Impact on Accredited Investments
As initially written, the proposal specifically prohibits IRAs from holding any security that requires the investor to:
- Have a certain minimum level of assets or income
- Must complete a minimum level of education, or
- Obtain a specific license or credential
This specifically excludes alternative investments that require investors to qualify as “accredited investors” or “qualified purchasers”.
This is disappointing since it is in stark contrast to efforts made by the SEC last year to modernize and expand the definition of an accredited investor to include professional knowledge, experience, and certification, thereby allowing more investors greater access to alternative investments. Further, since these same investors would be able to hold accredited investor investments outside of the IRA accounts, the proposal disallows investors the opportunity to accumulate and grow wealth in a tax-advantaged structure in order to provide for their own retirement.

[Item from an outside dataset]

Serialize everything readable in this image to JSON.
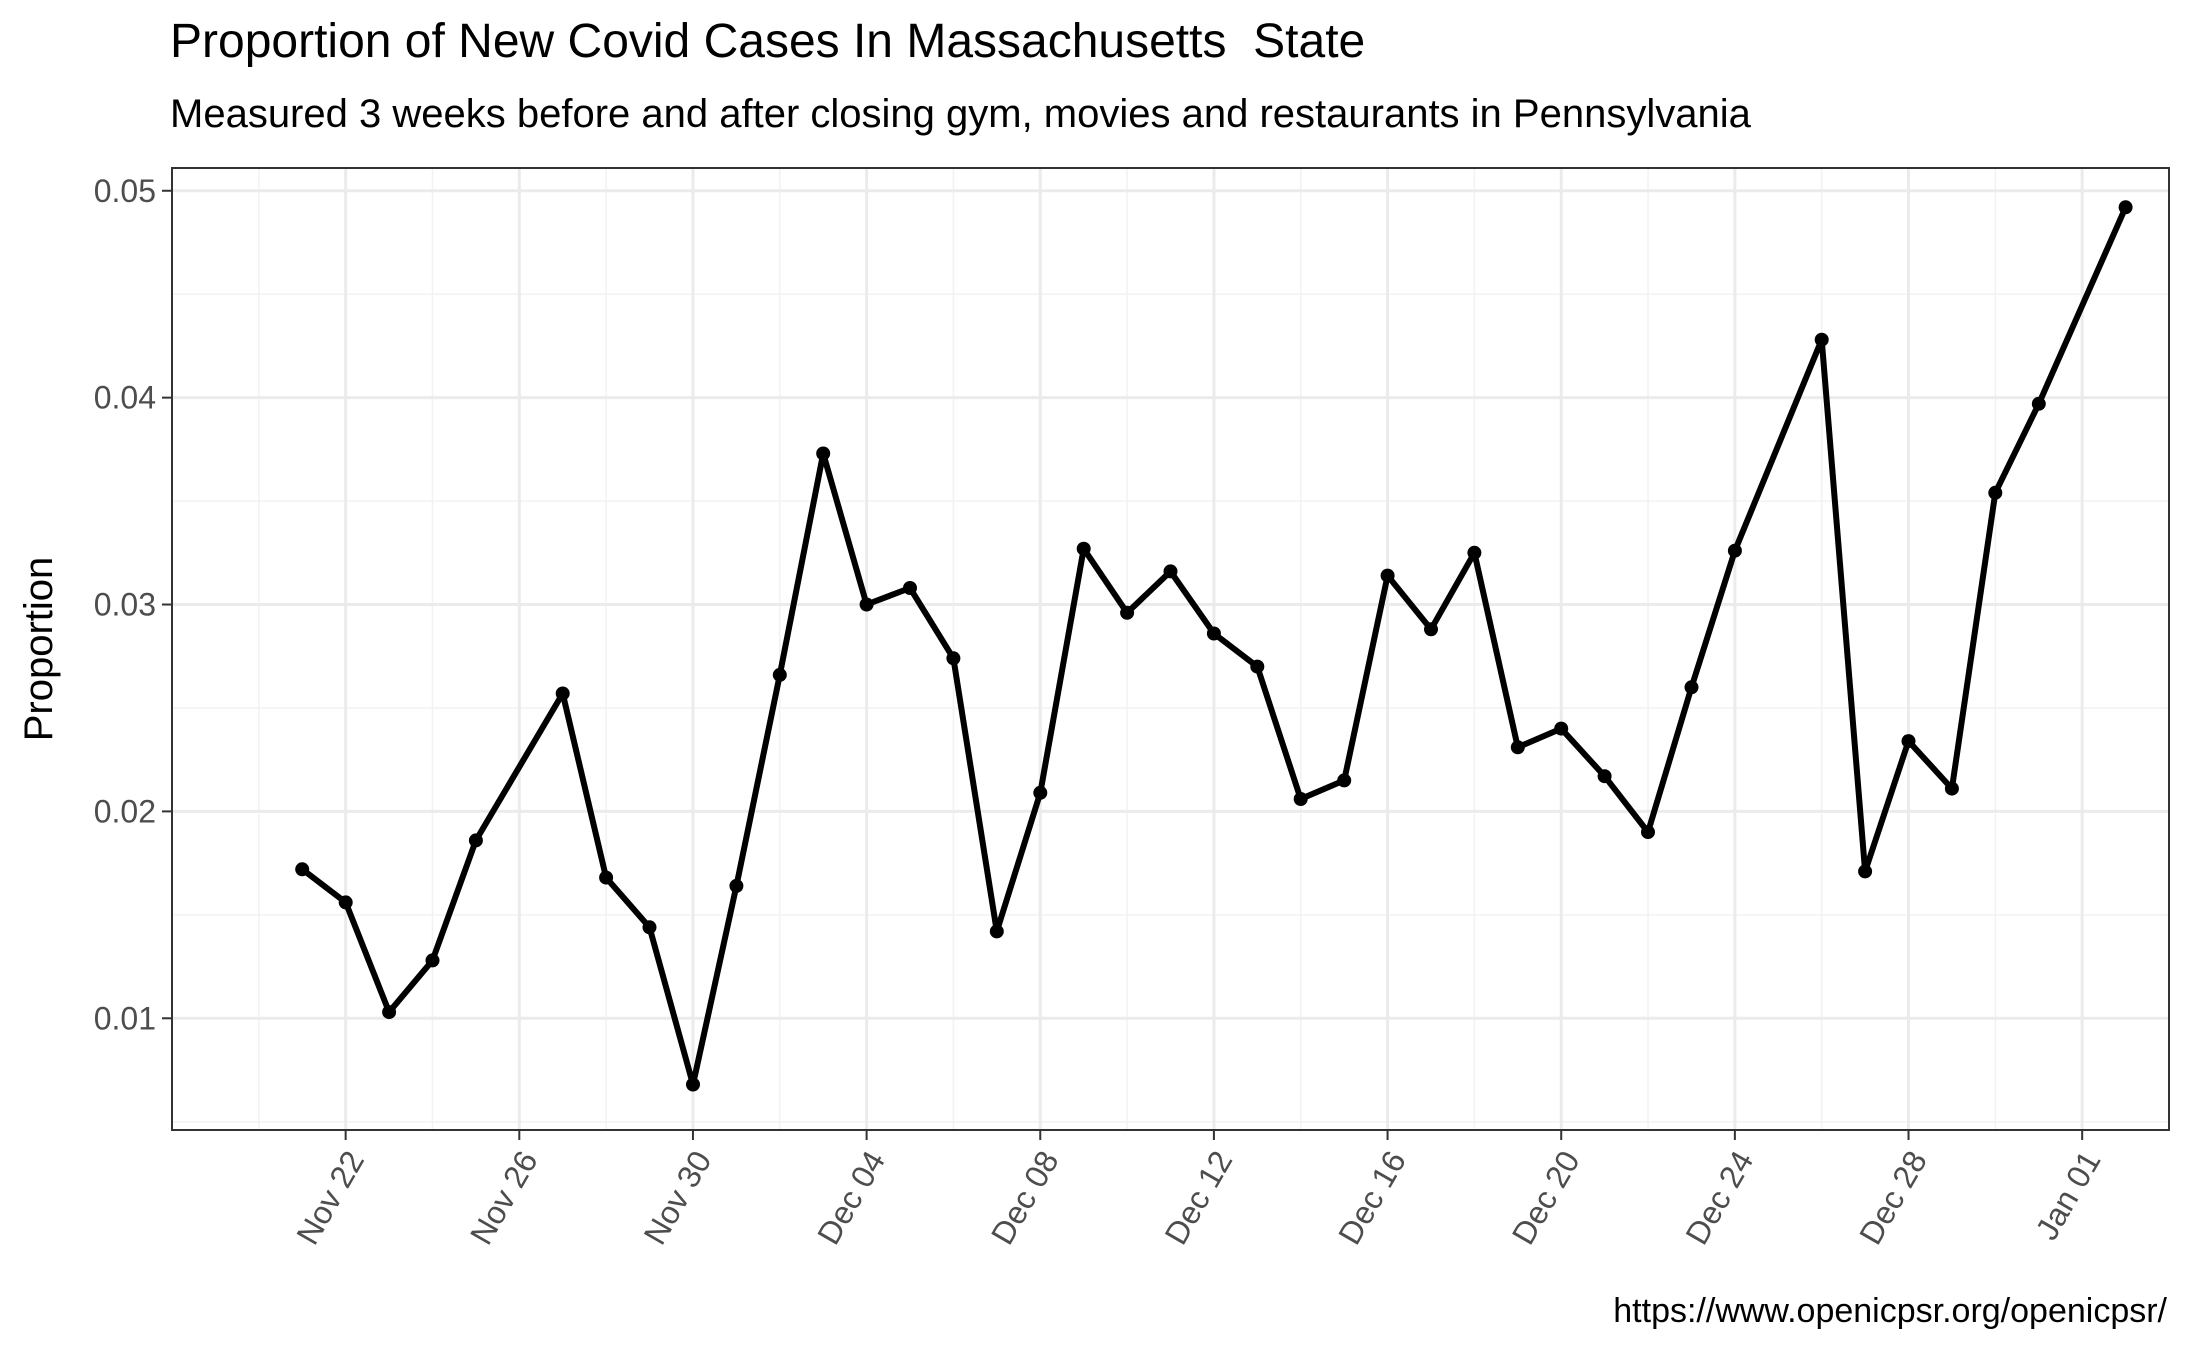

Given that individuals are increasingly funding their own retirement, we believe that the focus should be on allowing investors more opportunities to accumulate wealth, and not to unfairly punish them to close a tax loophole being utilized by the ultra-wealthy.
Investor Impacts
In addition to restricting investor access to the powerful tool of compounding wealth within a tax-advantaged structure, the bill negatively impacts investors in two important ways.
- Firstly, in a world of lower future return expectations in public markets, and therefore traditional 60/40 stock/bond portfolios, it removes IRA access to potential alternative drivers of return, such as private equity and hedge funds
- Additionally, IRA investors will not have the ability to diversify the risk typically associated with these portfolios by accessing sources of potential uncorrelated returns, which alternatives have historically been shown to deliver
Another potential issue related to the proposal is the requirement for IRAs to dispose of investments requiring “accredited investor” status within 2 years, or face losing their tax-advantaged status. This could negatively impact markets as more liquid strategies sell down these positions. In the case of illiquid investments, such as private equity or real estate, this causes additional problems as the investment may not be able to be sold, or if it could be, it may only be done so at a significant discount to its value.
Conclusion
It must be remembered that the Committee’s proposal is not a law and there are many opportunities for amendments to be made before the final bill is sent to the desk of the President for signing. The tax-advantaged nature of IRA accounts can be a significant benefit for investors seeking to save and invest for their retirement. Given the longer-term nature of retirement accounts, having alternative investments which typically have longer-term holding periods over which they seek to realize value aligns the potential investment outcome with the investor's desired outcome of wealth accumulation.
It is our hope that the Committee reconsiders this specific aspect of the bill and does not inadvertently disadvantage investors as it seeks to reform the tax code to be more equitable.
About the Author:
Nic Millikan brings over 18 years of experience in the financial services industry, having previously worked at firms including BlackRock and Salient. As Managing Director of Investment Strategy, he is responsible for developing investment thought leadership and insights to help drive industry-wide education on alternatives.
Nic received his Bachelor’s degree from Deakin University and his Master’s of Applied Finance degree from FINSIA, both located in Australia. Nic also holds both the CFA and CAIA charters.